You might want to capture an strace log from Curl as well, with the timing information, so we can understand what's going on here. Curl 7.29 is from 2013 so there's a good chance that if this was a bug in it, it's been fixed already (you might want to try building a newer version and checking it out to confirm the theory).

When you compare with the "fast" requests, the figure is different:

13:20:53.984328 read(10<TCP:[127.0.0.1:8080->127.0.0.1:57574]>, "POST /hello HTTP/1.1\r\nUser-Agent"..., 4095) = 1179 <0.000034>
13:20:53.984484 sendto(10<TCP:[127.0.0.1:8080->127.0.0.1:57574]>, "HTTP/1.1 200 OK\r\nContent-Length:"..., 184, 0, NULL, 0) = 184 <0.000039>

This clearly shows that Curl was able to send the whole request in a single segment, so Lwan was able to parse, determine everything was alright, and then proceed to send out the response immediately without having to wait on the socket to be ready to be read from again.

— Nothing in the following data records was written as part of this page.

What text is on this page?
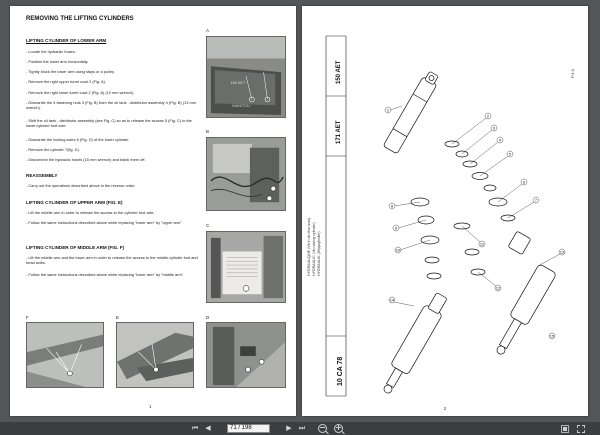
REMOVING THE LIFTING CYLINDERS
LIFTING CYLINDER OF LOWER ARM
- Locate the hydraulic hoses.
- Position the lower arm horizontally.
- Tightly block the lower arm using stays or a pulley.
- Remove the right upper turret cowl 2 (Fig. A).
- Remove the right lower turret cowl 2 (Fig. A) (10 mm wrench).
- Dismantle the 4 fastening nuts 3 (Fig. B) from the oil tank - distributor assembly 4 (Fig. B) (13 mm wrench).
- Shift the oil tank - distributor assembly (see Fig. C) so as to release the access 5 (Fig. C) to the lower cylinder foot axle.
- Dismantle the locking axles 6 (Fig. D) of the lower cylinder.
- Remove the cylinder 7(fig. D).
- Disconnect the hydraulic hoses (15 mm wrench) and blank them off.
REASSEMBLY
- Carry out the operations described above in the reverse order.
LIFTING CYLINDER OF UPPER ARM (FIG. E)
- Lift the middle arm in order to release the access to the cylinder foot axle.
- Follow the same instructions described above while replacing "lower arm" by "upper arm".
LIFTING CYLINDER OF MIDDLE ARM (FIG. F)
- Lift the middle arm and the lower arm in order to release the access to the middle cylinder foot and head axles.
- Follow the same instructions described above while replacing "lower arm" by "middle arm".
A
150 AET
MANITOU
B
C
F	E	D
1
150 AET
171 AET
10 CA 78
HYDRAULIQUE (Vérin de lève bras) HYDRAULIC (Jib raising cylinder) HYDRAULIK (Wippzylinder)
P.4.0
1
2
3
4
5
6
7
8
9
10
11
12
13
14
15
2
⏮	◀	71 / 198	▶	⏭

lpereira commented 4 years ago

I was able to reproduce this, and, indeed, that version of Curl is sending the request body in a second send(), ~1s after it sends the request headers:

1677  22:15:57.820888 sendto(4, "POST /hello\\?dump_vars=1 HTTP/1."..., 190, MSG_NOSIGNAL, NULL, 0) = 190 <0.000052>
1677  22:15:57.820985 poll([{fd=4, events=POLLIN|POLLPRI|POLLRDNORM|POLLRDBAND}], 1, 0) = 0 (Timeout) <0.000007>
1677  22:15:57.821021 poll([{fd=4, events=POLLIN}], 1, 1000) = 0 (Timeout) <1.001159>
1677  22:15:58.822327 poll([{fd=4, events=POLLIN|POLLPRI|POLLRDNORM|POLLRDBAND}], 1, 0) = 0 (Timeout) <0.000028>
1677  22:15:58.822487 poll([{fd=4, events=POLLIN}, {fd=4, events=POLLOUT}], 2, 1000) = 1 ([{fd=4, revents=POLLOUT}]) <0.000027>
1677  22:15:58.822617 poll([{fd=4, events=POLLIN|POLLPRI|POLLRDNORM|POLLRDBAND}, {fd=4, events=POLLOUT|POLLWRNORM}], 2, 0) = 1 ([{fd=4, revents=POLLOUT|POLLWRNORM}]) <0.000025>
1677  22:15:58.822755 sendto(4, "a=AAAAAAAAAAAAAAAAAAAAAAAAAAAAAA"..., 2002, MSG_NOSIGNAL, NULL, 0) = 2002 <0.000179>

It only did that because the last call to poll() right before the sendto() call had a POLLOUT revent.

A more recent version of Curl seems to avoid this by making a single sendto() call with the whole request:

274032 19:35:18 sendto(5, "POST /beacon HTTP/1.1\r\nHost: 192"..., 4619, MSG_NOSIGNAL, NULL, 0) = 4619 <0.000036>

So it doesn't block waiting on poll() like the version from CentOS 7 does. I haven't tested with larger responses.

At this point, I don't know if this is the fault of the old version of Curl, Lwan, or the old, heavily patched kernel.

lpereira commented 4 years ago

As this doesn't seem to be a bug in Lwan, I'm closing this issue. Please feel free to reopen if you end up finding evidence of the contrary (or open another issue).